The master branch is a protected branch that does not accept direct commits. Instead, only pull requests may be requested against the master branch from the dev branch.

Dev Branch: "Nightly" builds

The dev branch contains the most recent alpha build of the code. Once the code on an issue branch (see below) appears to be completed (i.e., passed unit tests, completes the feature or fixes the bug), then it should be committed directly to the dev branch. This should be done as soon as the feature/issue branch is completed.

If you do not have the ability to submit directly to the dev branch (e.g., outside contributors), then a pull request should be made against the dev branch.

Issue Branches: for every branch, a corresponding issue

An "issue branch" is the name for a variety of branches that correspond to parallel development of new features and bug fixes. It is called an "issue branch" because each branch should correspond to an issue in the GitHub Issue Tracker.

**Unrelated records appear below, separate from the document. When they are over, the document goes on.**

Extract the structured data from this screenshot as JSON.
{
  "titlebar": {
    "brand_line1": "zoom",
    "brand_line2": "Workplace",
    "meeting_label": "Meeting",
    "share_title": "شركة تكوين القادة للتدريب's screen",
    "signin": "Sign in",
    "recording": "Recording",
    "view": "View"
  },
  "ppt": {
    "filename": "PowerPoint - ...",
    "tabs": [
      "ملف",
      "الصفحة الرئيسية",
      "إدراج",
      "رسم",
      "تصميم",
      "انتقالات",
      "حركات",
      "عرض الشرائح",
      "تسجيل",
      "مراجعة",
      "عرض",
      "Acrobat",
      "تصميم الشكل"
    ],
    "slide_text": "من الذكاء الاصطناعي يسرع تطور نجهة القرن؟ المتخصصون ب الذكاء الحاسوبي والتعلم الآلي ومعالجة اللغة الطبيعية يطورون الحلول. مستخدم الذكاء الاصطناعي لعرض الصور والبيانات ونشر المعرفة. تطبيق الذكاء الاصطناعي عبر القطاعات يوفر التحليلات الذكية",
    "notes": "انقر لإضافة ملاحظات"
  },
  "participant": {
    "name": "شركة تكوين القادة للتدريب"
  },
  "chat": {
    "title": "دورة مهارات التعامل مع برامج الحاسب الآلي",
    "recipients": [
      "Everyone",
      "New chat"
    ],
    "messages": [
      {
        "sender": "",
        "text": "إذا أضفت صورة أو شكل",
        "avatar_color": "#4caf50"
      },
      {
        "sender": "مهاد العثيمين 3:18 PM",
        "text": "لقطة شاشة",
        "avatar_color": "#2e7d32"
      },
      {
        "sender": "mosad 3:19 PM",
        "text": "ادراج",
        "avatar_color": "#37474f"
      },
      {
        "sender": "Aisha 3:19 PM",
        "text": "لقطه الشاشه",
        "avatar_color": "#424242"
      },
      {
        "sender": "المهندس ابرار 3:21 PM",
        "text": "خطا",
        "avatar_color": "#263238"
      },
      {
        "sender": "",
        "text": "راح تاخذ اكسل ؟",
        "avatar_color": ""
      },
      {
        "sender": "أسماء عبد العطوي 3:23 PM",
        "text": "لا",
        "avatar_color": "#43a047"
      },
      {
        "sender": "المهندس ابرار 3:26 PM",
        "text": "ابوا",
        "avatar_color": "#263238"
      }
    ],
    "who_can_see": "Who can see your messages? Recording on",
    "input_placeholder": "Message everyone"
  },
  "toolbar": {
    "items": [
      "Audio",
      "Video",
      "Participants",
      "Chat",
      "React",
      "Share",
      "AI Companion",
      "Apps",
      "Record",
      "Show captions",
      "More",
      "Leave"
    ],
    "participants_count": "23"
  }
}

Each branch is a significant piece of work. Adding a new feature or fixing bug involves conversation, emails, and micro-decisions which should be documented. Since the issue tracker allows for conversation, status updates, etc., this method will allow us to tie the code with documentation.

The core components of an issue branch are:

  • Each branch should be labeled with issue and followed by the issue number. For instance, issue105 corresponds to Issue #105 found in the issue tracker.
  • Before you create a branch, create an issue which describes the work you're going to do. Label it as an enhancement, bug fix, or whatever label best fits your work. Then, create a branch that corresponds to the issue.
  • If you're working on an enhancement or bug fix opened by another developer or community member, create the branch that corresponds to the issue.
  • As you work on the issue, comment liberally in the issue tracker. This provides a link between the code and documentation/discussion.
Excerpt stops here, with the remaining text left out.